I did buy some stuff yesterday that's tangentially connected to my work. I bought two pairs of "32 DEGREES" heat performance leggings. In older parlance, two pairs of long underwear. I also bought two more batteries (non-brand name) for my Nikon D800s. I figured both pairs of products would come in handy on my upcoming trip to Iceland. Cameras? Got enough of those for the trip already...
I've been posting a lot of older images lately; many from film, but I'm shooting more and more lately with the Panasonic GH5S. It's a wonderful, little camera and one that's overlooked by stills-only photographers. The recurring "bad rap" that I hear from people who haven't used the camera is that the lack of in body image stabilization makes the camera unusable. That's just silly since you can always put stabilized lenses on it and get the same image stabilization performance you might front a stock GH5.

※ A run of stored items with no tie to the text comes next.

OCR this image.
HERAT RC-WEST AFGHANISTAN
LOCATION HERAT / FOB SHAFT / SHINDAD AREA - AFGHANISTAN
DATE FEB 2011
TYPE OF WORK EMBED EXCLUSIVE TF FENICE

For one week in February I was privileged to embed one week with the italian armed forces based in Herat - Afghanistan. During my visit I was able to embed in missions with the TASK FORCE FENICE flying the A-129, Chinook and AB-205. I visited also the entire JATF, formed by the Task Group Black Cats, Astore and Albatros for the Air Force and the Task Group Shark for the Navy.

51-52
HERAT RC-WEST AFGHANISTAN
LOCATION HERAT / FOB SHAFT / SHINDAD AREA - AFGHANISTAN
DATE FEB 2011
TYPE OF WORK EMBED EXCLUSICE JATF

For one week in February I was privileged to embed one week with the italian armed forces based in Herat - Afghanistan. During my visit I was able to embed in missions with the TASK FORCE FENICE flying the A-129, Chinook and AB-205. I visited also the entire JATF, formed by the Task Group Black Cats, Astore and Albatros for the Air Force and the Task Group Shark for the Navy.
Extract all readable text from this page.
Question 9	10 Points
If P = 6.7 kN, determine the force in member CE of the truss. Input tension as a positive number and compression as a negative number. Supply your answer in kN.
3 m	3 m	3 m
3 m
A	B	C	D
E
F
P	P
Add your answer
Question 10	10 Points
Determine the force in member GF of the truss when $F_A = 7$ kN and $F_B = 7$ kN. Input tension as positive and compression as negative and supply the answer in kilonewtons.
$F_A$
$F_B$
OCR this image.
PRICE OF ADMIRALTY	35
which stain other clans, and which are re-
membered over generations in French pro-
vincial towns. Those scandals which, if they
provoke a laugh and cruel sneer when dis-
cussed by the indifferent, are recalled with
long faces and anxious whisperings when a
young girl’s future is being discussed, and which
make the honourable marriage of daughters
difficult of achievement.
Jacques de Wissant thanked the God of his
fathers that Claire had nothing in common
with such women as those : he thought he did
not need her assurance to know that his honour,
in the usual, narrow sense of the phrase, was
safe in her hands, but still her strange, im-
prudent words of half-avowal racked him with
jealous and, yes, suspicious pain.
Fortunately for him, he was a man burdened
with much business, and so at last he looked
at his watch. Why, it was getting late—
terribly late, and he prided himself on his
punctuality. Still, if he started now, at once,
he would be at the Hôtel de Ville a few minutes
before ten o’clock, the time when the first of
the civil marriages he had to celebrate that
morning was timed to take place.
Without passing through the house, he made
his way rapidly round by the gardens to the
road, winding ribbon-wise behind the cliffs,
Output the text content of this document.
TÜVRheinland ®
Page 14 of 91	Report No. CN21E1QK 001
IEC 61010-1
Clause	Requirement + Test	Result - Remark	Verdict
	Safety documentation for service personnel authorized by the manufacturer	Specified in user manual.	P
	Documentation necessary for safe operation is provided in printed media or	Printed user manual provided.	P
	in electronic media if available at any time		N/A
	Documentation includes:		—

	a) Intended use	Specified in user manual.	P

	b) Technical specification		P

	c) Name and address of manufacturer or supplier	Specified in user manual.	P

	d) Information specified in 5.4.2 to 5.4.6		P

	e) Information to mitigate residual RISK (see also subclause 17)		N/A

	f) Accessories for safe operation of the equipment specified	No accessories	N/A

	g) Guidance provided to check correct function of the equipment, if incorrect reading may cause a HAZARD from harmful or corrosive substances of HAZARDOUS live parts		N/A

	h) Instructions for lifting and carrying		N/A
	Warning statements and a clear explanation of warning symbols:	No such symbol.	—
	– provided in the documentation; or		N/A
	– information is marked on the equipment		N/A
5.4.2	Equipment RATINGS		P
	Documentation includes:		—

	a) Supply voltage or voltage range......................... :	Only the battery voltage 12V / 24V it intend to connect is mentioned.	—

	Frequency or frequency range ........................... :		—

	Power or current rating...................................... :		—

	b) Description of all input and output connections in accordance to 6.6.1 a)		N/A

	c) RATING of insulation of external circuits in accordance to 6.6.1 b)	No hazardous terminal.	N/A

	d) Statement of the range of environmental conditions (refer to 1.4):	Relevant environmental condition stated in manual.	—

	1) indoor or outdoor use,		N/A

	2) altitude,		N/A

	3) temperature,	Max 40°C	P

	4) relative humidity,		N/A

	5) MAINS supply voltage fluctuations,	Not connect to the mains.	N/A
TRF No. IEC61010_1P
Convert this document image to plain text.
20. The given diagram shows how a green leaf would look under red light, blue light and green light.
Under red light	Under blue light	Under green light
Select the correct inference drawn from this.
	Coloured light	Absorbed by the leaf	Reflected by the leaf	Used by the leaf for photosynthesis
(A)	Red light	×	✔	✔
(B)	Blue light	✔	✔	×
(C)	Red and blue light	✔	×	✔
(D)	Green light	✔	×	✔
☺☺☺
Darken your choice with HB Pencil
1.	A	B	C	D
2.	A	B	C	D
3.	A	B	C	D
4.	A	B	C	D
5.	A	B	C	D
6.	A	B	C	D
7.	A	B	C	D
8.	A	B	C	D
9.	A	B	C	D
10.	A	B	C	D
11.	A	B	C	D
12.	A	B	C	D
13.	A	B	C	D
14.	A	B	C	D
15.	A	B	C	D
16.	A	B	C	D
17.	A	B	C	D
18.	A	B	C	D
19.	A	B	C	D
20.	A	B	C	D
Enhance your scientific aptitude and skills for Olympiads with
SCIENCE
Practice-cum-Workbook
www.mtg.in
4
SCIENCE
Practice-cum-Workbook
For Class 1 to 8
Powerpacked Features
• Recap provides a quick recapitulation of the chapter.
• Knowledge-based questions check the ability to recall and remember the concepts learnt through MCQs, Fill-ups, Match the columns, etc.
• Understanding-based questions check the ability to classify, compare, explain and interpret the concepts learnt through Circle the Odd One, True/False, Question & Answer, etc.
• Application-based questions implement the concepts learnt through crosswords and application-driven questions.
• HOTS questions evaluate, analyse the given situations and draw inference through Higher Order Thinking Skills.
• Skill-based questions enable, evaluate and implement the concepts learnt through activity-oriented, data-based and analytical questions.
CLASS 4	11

This morning I am packing up a camera bag to go out and photograph an executive event at the facilities one of the largest computer makers on planet. I've got two big Nikon D800x cameras in the bag, along with appropriate lenses and flashes but I'm also packing the GH5S with the Olympus 12-100mm f4.0. I'll use it for shots where I have to have a truly silent camera which also has great high ISO performance. Will the 10 megapixels limit me? I don't think so. Seven years ago I shot one of these events with a Nikon V1 mirrorless camera, with only ten megapixels, and the company keeps inviting me back. But maybe they're inviting me back for my loquacious and jovial personality and not that much for the camera work.
Curious to know if any VSL readers have also picked up a GH5S and what your experiences with this camera have been. Anyone?